Afirma que quer falar com os talibãs, porque, apesar de tudo, não tem medo. "Eu acredito que a comunicação pode mesmo resolver. Nunca nos deixaram falar e conhecer os talibãs, mas eles pensam que nos conhecem. Não conhecem esta nova geração de coragem, de tiktokers e de redes sociais. Tudo isto representa formas de comunicar. E esta nova geração utiliza essas mesmas plataformas para se expressar. Só é possível fazer isto acontecer se for possível falar com os talibãs. Há talibãs normais e tão fácil tratar deles. Se acham que são corajosos porque espancam as mulheres em público, então porque é que não conseguem comunicar com mulheres? Venham falar comigo. Estou pronta", remata Zarifa Ghafari.

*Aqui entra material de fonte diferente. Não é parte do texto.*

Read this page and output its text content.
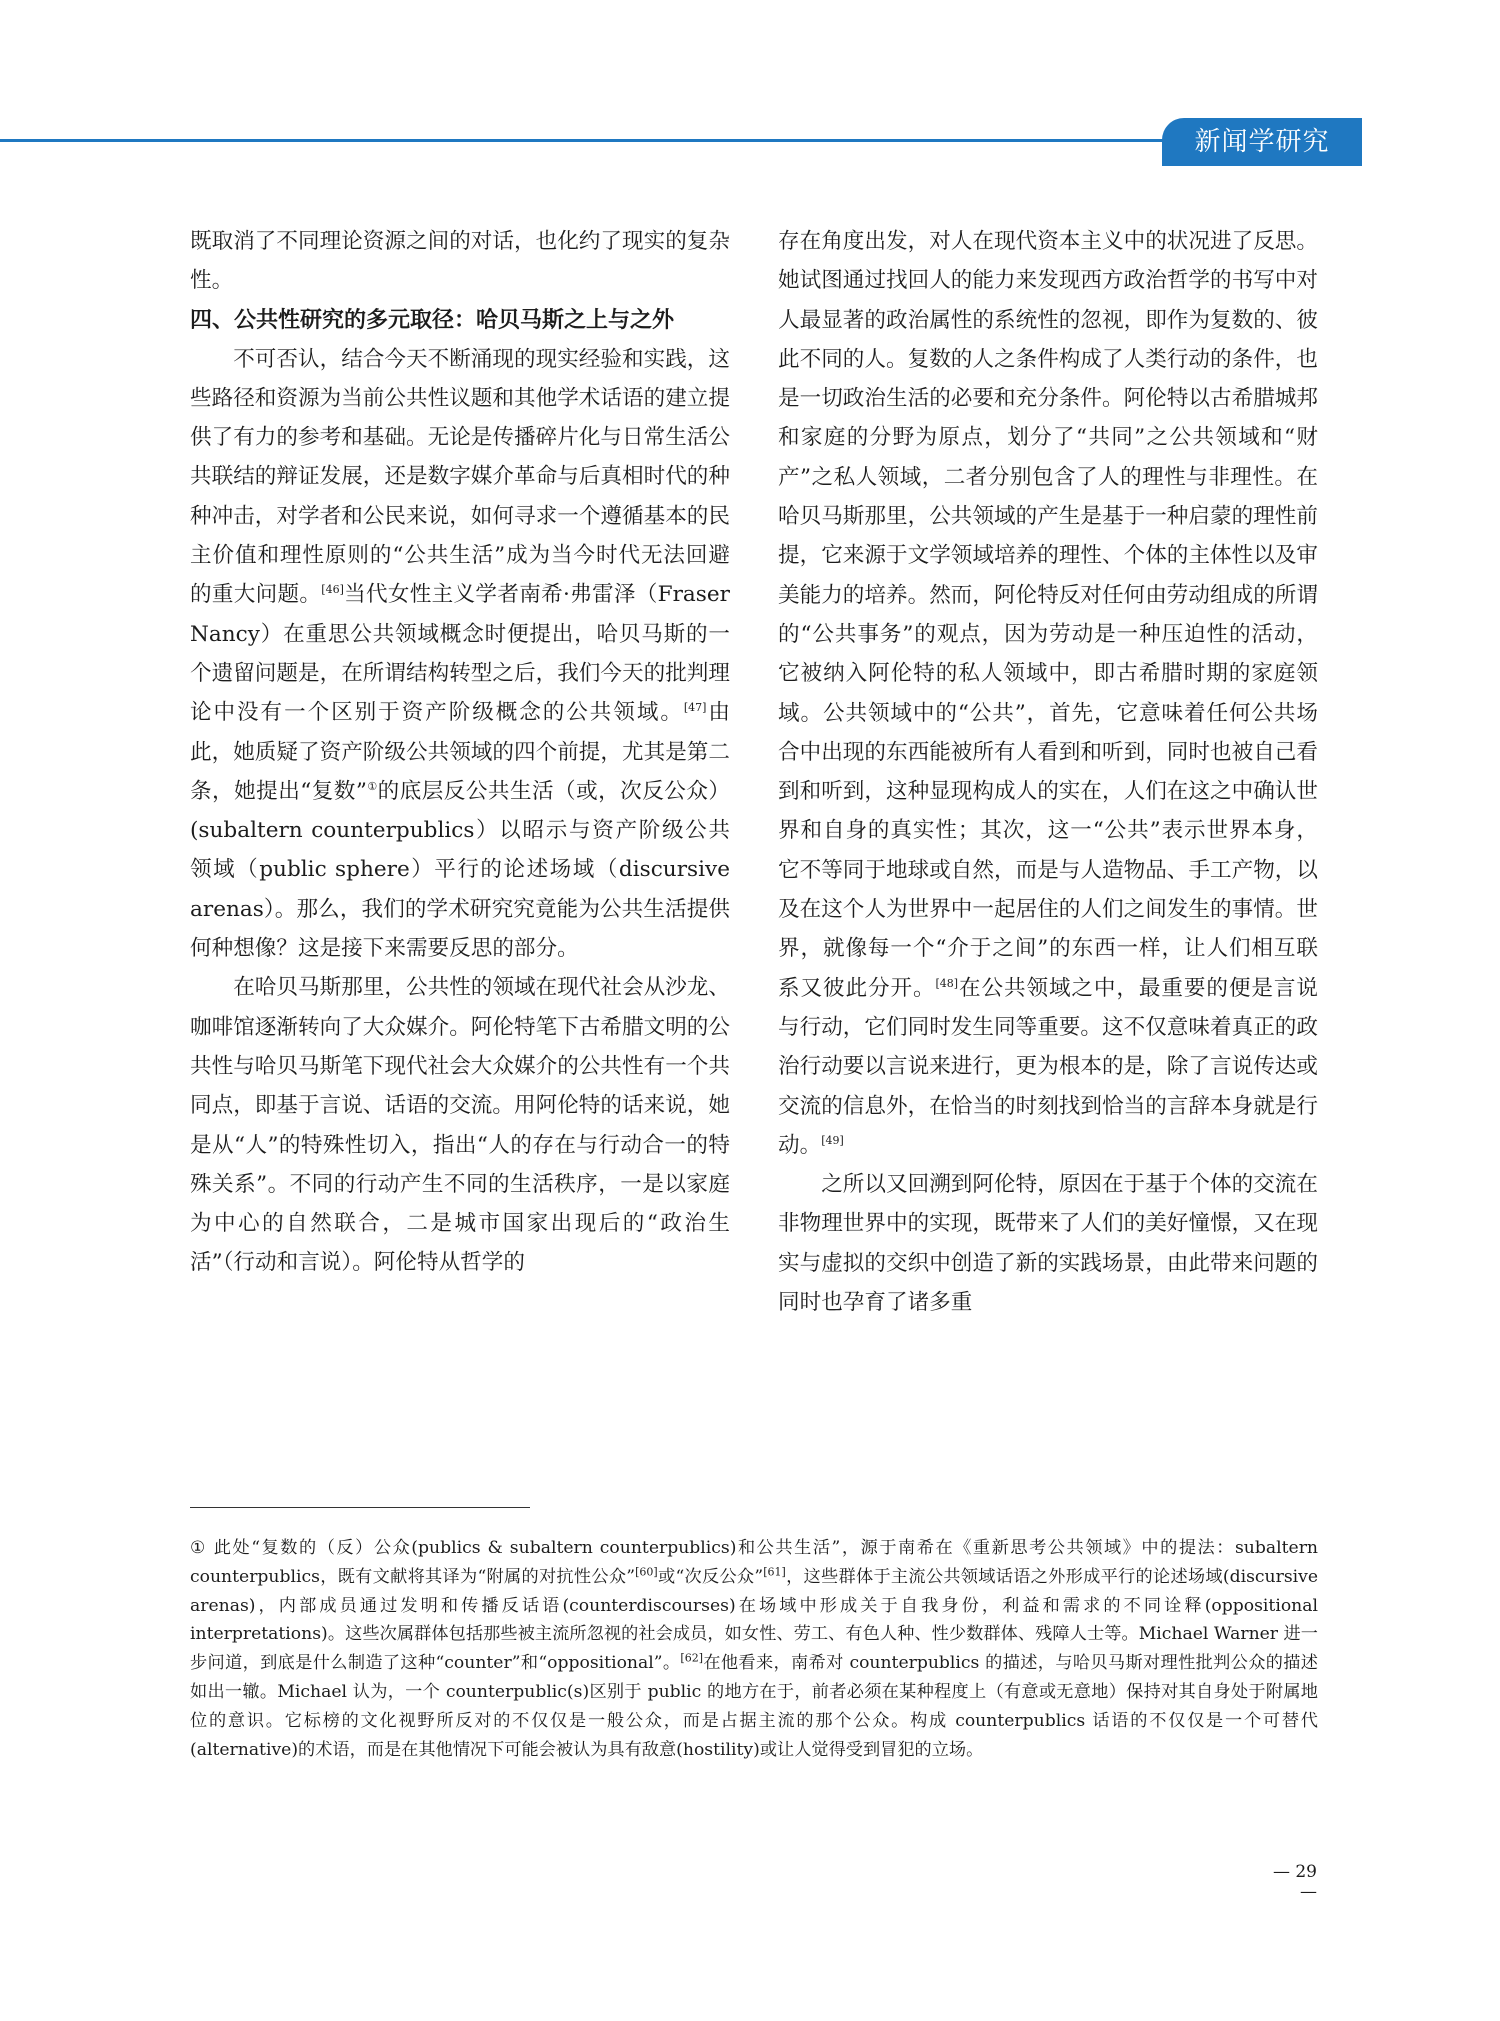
新闻学研究

既取消了不同理论资源之间的对话，也化约了现实的复杂性。

四、公共性研究的多元取径：哈贝马斯之上与之外

不可否认，结合今天不断涌现的现实经验和实践，这些路径和资源为当前公共性议题和其他学术话语的建立提供了有力的参考和基础。无论是传播碎片化与日常生活公共联结的辩证发展，还是数字媒介革命与后真相时代的种种冲击，对学者和公民来说，如何寻求一个遵循基本的民主价值和理性原则的“公共生活”成为当今时代无法回避的重大问题。[46]当代女性主义学者南希·弗雷泽（Fraser Nancy）在重思公共领域概念时便提出，哈贝马斯的一个遗留问题是，在所谓结构转型之后，我们今天的批判理论中没有一个区别于资产阶级概念的公共领域。[47]由此，她质疑了资产阶级公共领域的四个前提，尤其是第二条，她提出“复数”①的底层反公共生活（或，次反公众）(subaltern counterpublics）以昭示与资产阶级公共领域（public sphere）平行的论述场域（discursive arenas）。那么，我们的学术研究究竟能为公共生活提供何种想像？这是接下来需要反思的部分。

在哈贝马斯那里，公共性的领域在现代社会从沙龙、咖啡馆逐渐转向了大众媒介。阿伦特笔下古希腊文明的公共性与哈贝马斯笔下现代社会大众媒介的公共性有一个共同点，即基于言说、话语的交流。用阿伦特的话来说，她是从“人”的特殊性切入，指出“人的存在与行动合一的特殊关系”。不同的行动产生不同的生活秩序，一是以家庭为中心的自然联合，二是城市国家出现后的“政治生活”（行动和言说）。阿伦特从哲学的

存在角度出发，对人在现代资本主义中的状况进了反思。她试图通过找回人的能力来发现西方政治哲学的书写中对人最显著的政治属性的系统性的忽视，即作为复数的、彼此不同的人。复数的人之条件构成了人类行动的条件，也是一切政治生活的必要和充分条件。阿伦特以古希腊城邦和家庭的分野为原点，划分了“共同”之公共领域和“财产”之私人领域，二者分别包含了人的理性与非理性。在哈贝马斯那里，公共领域的产生是基于一种启蒙的理性前提，它来源于文学领域培养的理性、个体的主体性以及审美能力的培养。然而，阿伦特反对任何由劳动组成的所谓的“公共事务”的观点，因为劳动是一种压迫性的活动，它被纳入阿伦特的私人领域中，即古希腊时期的家庭领域。公共领域中的“公共”，首先，它意味着任何公共场合中出现的东西能被所有人看到和听到，同时也被自己看到和听到，这种显现构成人的实在，人们在这之中确认世界和自身的真实性；其次，这一“公共”表示世界本身，它不等同于地球或自然，而是与人造物品、手工产物，以及在这个人为世界中一起居住的人们之间发生的事情。世界，就像每一个“介于之间”的东西一样，让人们相互联系又彼此分开。[48]在公共领域之中，最重要的便是言说与行动，它们同时发生同等重要。这不仅意味着真正的政治行动要以言说来进行，更为根本的是，除了言说传达或交流的信息外，在恰当的时刻找到恰当的言辞本身就是行动。[49]

之所以又回溯到阿伦特，原因在于基于个体的交流在非物理世界中的实现，既带来了人们的美好憧憬，又在现实与虚拟的交织中创造了新的实践场景，由此带来问题的同时也孕育了诸多重

① 此处“复数的（反）公众(publics & subaltern counterpublics)和公共生活”，源于南希在《重新思考公共领域》中的提法：subaltern counterpublics，既有文献将其译为“附属的对抗性公众”[60]或“次反公众”[61]，这些群体于主流公共领域话语之外形成平行的论述场域(discursive arenas)，内部成员通过发明和传播反话语(counterdiscourses)在场域中形成关于自我身份，利益和需求的不同诠释(oppositional interpretations)。这些次属群体包括那些被主流所忽视的社会成员，如女性、劳工、有色人种、性少数群体、残障人士等。Michael Warner 进一步问道，到底是什么制造了这种“counter”和“oppositional”。[62]在他看来，南希对 counterpublics 的描述，与哈贝马斯对理性批判公众的描述如出一辙。Michael 认为，一个 counterpublic(s)区别于 public 的地方在于，前者必须在某种程度上（有意或无意地）保持对其自身处于附属地位的意识。它标榜的文化视野所反对的不仅仅是一般公众，而是占据主流的那个公众。构成 counterpublics 话语的不仅仅是一个可替代(alternative)的术语，而是在其他情况下可能会被认为具有敌意(hostility)或让人觉得受到冒犯的立场。

— 29 —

A ativista explica ainda que, segundo a verdadeira tradição islâmica, quando uma mulher atravessa a rua, por exemplo, todos os homens se calam. Tudo isto para não a deixar desconfortável. Como sinal de respeito. "A minha religião e tradição são muito mais coloridas. Muito mais bonita", garante a jovem ativista. "Se virem fotografias antigas do meu país e decidirem pesquisar sobre ele, vão adorá-lo. O que quer dizer que a minha tradição é muito boa e, acima de tudo, pacífica para as mulheres."

Zarifa Ghafari culpa a guerra, e todo o negócio que lhe está inerente, pelo estado atual do Afeganistão. "Temos de combater a guerra, nem que seja pelas gerações futuras", diz. "Se, um dia, tiver uma filha, gostava muito de lhe dizer que a liberdade com que vive é o resultado de uma luta da qual a mãe fez parte", conta a jovem ativista, que garante não desistir de lutar pelo bem estar das mulheres no seu próprio país.

Para Zarifa, voltar para o Afeganistão "não é um sonho, mas um objetivo", para o qual conta os minutos e segundos. "O meu país é a minha casa". Mas só será possível lutar (e vencer) com o apoio internacional. A ativista deixa claro que, quando pede auxílio a um determinado país, não se refere exclusivamente aos governantes e aos que ocupam cargos políticos. Dirige-se à população, a cada um, individualmente. E deixa a ressalva de que, com ou sem dinheiro, é possível ajudar.

Atualmente, é possível participar na luta de Zarifa Ghafari através da assinatura da petição em zarifaghafari.com e, ainda, do fundo "#JuntosAcolhemos", criado em conjunto pela associação Corações com Coroa, da qual Catarina Furtado é fundadora, e pela Cruz Vermelha

“Cada um de nós deve pôr os seus privilégios ao dispor de quem mais sofre. Temos o poder de devolver a dignidade a quem a tem, tantas vezes, ameaçada”, remata Catarina Furtado.